Die Behandlung von NEN hängt von verschiedenen Faktoren ab, darunter der Typ, die Lage, das Stadium und der Grad des Tumors sowie der allgemeine Gesundheitszustand des Patienten. Zu den möglichen Behandlungsoptionen gehören:

  • Operation: Die operative Entfernung des Tumors ist oft die erste Wahl, insbesondere bei lokalisierten Tumoren.
  • Medikamentöse Therapie: Verschiedene Medikamente können eingesetzt werden, um das Wachstum von NEN zu verlangsamen, die Hormonproduktion zu regulieren oder Symptome zu lindern. Dazu gehören Somatostatin-Analoga, zielgerichtete Therapien und Chemotherapie.
  • Radiorezeptortherapie (PRRT): Diese Therapieform nutzt radioaktiv markierte Somatostatin-Analoga, die an die Somatostatinrezeptoren auf den Tumorzellen binden und diese zerstören.
  • Lebergerichtete Therapien: Bei Lebermetastasen können lokale Therapien wie die transarterielle Chemoembolisation (TACE) oder die Radioembolisation (SIRT) eingesetzt werden.

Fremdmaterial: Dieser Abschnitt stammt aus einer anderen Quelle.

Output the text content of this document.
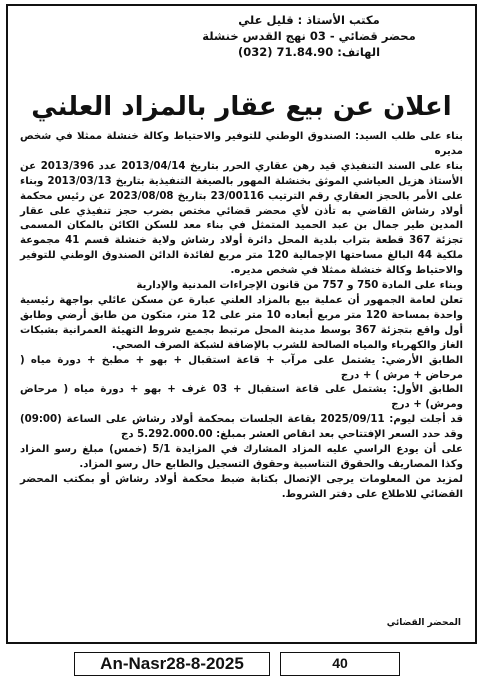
مكتب الأستاذ : قليل علي
محضر قضائي - 03 نهج القدس خنشلة
الهاتف: 71.84.90 (032)
اعلان عن بيع عقار بالمزاد العلني

بناء على طلب السيد: الصندوق الوطني للتوفير والاحتياط وكالة خنشلة ممثلا في شخص مديره

بناء على السند التنفيذي قيد رهن عقاري الحرر بتاريخ 2013/04/14 عدد 2013/396 عن الأستاذ هزيل العياشي الموثق بخنشلة المهور بالصيغة التنفيذية بتاريخ 2013/03/13 وبناء على الأمر بالحجز العقاري رقم الترتيب 23/00116 بتاريخ 2023/08/08 عن رئيس محكمة أولاد رشاش القاضي به تأذن لأي محضر قضائي مختص بضرب حجز تنفيذي على عقار المدين طير جمال بن عبد الحميد المتمثل في بناء معد للسكن الكائن بالمكان المسمى تجزئة 367 قطعة بتراب بلدية المحل دائرة أولاد رشاش ولاية خنشلة قسم 41 مجموعة ملكية 44 البالغ مساحتها الإجمالية 120 متر مربع لفائدة الدائن الصندوق الوطني للتوفير والاحتياط وكالة خنشلة ممثلا في شخص مديره.

وبناء على المادة 750 و 757 من قانون الإجراءات المدنية والإدارية

تعلن لعامة الجمهور أن عملية بيع بالمزاد العلني عبارة عن مسكن عائلي بواجهة رئيسية واحدة بمساحة 120 متر مربع أبعاده 10 متر على 12 متر، متكون من طابق أرضي وطابق أول واقع بتجزئة 367 بوسط مدينة المحل مرتبط بجميع شروط التهيئة العمرانية بشبكات الغاز والكهرباء والمياه الصالحة للشرب بالإضافة لشبكة الصرف الصحي.

الطابق الأرضي: يشتمل على مرآب + قاعة استقبال + بهو + مطبخ + دورة مياه ( مرحاض + مرش ) + درج

الطابق الأول: يشتمل على قاعة استقبال + 03 غرف + بهو + دورة مياه ( مرحاض ومرش) + درج

قد أجلت ليوم: 2025/09/11 بقاعة الجلسات بمحكمة أولاد رشاش على الساعة (09:00) وقد حدد السعر الإفتتاحي بعد انقاص العشر بمبلغ: 5.292.000.00 دج

على أن يودع الراسي عليه المزاد المشارك في المزايدة 5/1 (خمس) مبلغ رسو المزاد وكذا المصاريف والحقوق التناسبية وحقوق التسجيل والطابع حال رسو المزاد.

لمزيد من المعلومات يرجى الإتصال بكتابة ضبط محكمة أولاد رشاش أو بمكتب المحضر القضائي للاطلاع على دفتر الشروط.

المحضر القضائي
An-Nasr28-8-2025	40
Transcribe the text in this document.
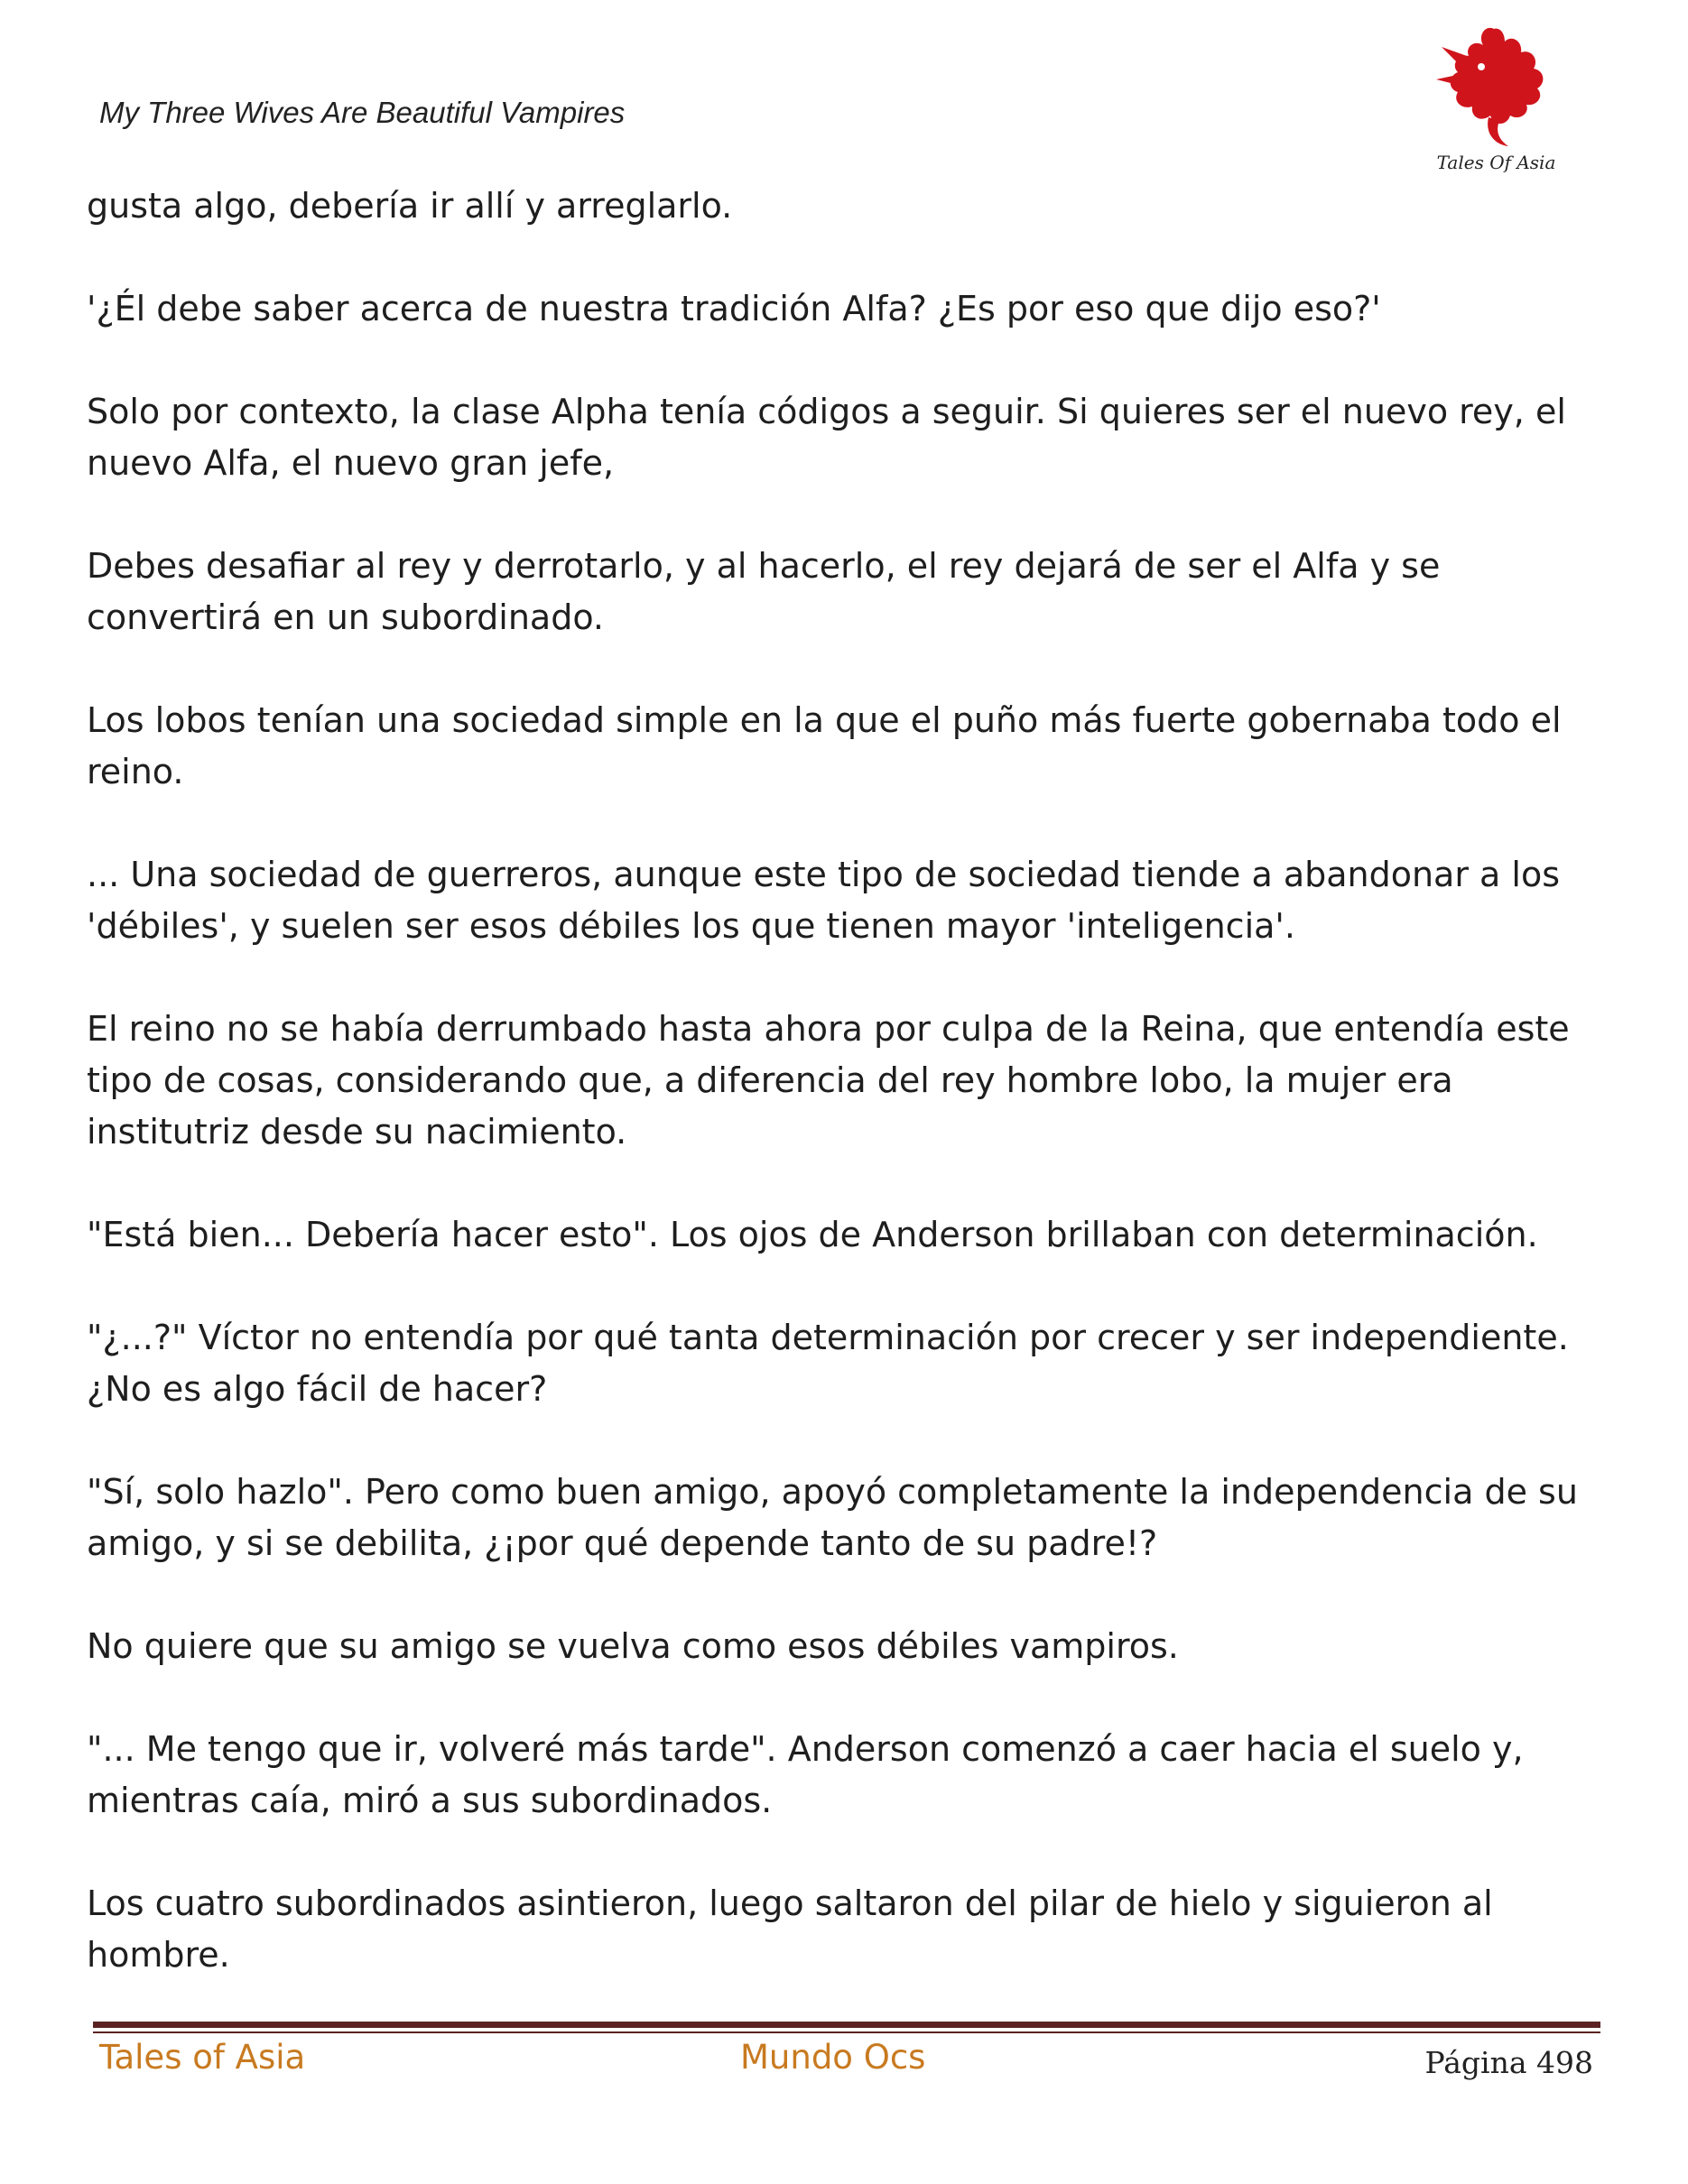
My Three Wives Are Beautiful Vampires
Tales Of Asia

gusta algo, debería ir allí y arreglarlo.

'¿Él debe saber acerca de nuestra tradición Alfa? ¿Es por eso que dijo eso?'

Solo por contexto, la clase Alpha tenía códigos a seguir. Si quieres ser el nuevo rey, el nuevo Alfa, el nuevo gran jefe,

Debes desafiar al rey y derrotarlo, y al hacerlo, el rey dejará de ser el Alfa y se convertirá en un subordinado.

Los lobos tenían una sociedad simple en la que el puño más fuerte gobernaba todo el reino.

... Una sociedad de guerreros, aunque este tipo de sociedad tiende a abandonar a los 'débiles', y suelen ser esos débiles los que tienen mayor 'inteligencia'.

El reino no se había derrumbado hasta ahora por culpa de la Reina, que entendía este tipo de cosas, considerando que, a diferencia del rey hombre lobo, la mujer era institutriz desde su nacimiento.

"Está bien... Debería hacer esto". Los ojos de Anderson brillaban con determinación.

"¿...?" Víctor no entendía por qué tanta determinación por crecer y ser independiente. ¿No es algo fácil de hacer?

"Sí, solo hazlo". Pero como buen amigo, apoyó completamente la independencia de su amigo, y si se debilita, ¿¡por qué depende tanto de su padre!?

No quiere que su amigo se vuelva como esos débiles vampiros.

"... Me tengo que ir, volveré más tarde". Anderson comenzó a caer hacia el suelo y, mientras caía, miró a sus subordinados.

Los cuatro subordinados asintieron, luego saltaron del pilar de hielo y siguieron al hombre.

Tales of Asia	Mundo Ocs	Página 498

Endokrines Zentrum Bad Berka

Das Endokrine Zentrum der Zentralklinik Bad Berka ist eng vernetzt mit dem zertifizierten Europäischen Exzellenzzentrum für neuroendokrine Tumore (ENETS Center of Excellence). Hier kooperieren Spezialisten aus den Bereichen der Chirurgie, der Inneren Medizin/Endokrinologie und der Nuklearmedizin. Bei allen operativen Verfahren (offen chirurgisch und minimal-invasiv) gelten höchste Sicherheitsstandards.

Weitere neurologische Aspekte

Neben den oben genannten Erkrankungen gibt es noch weitere neurologische Aspekte, die im Zusammenhang mit Hirnanhangsdrüsentumoren und neuroendokrinen Neoplasien relevant sein können. Dazu gehören:

  • Neurologische Komplikationen: Tumore im Gehirn oder Rückenmark können neurologische Komplikationen wie Kopfschmerzen, Krampfanfälle, Seh Störungen oder Schwäche verursachen.
  • Begleiterkrankungen: Patienten mit Hirnanhangsdrüsentumoren oder NEN können auch andere Erkrankungen haben, die die neurologische Funktion beeinträchtigen können, wie z. B. Diabetes, Schilddrüsenerkrankungen oder Autoimmunerkrankungen.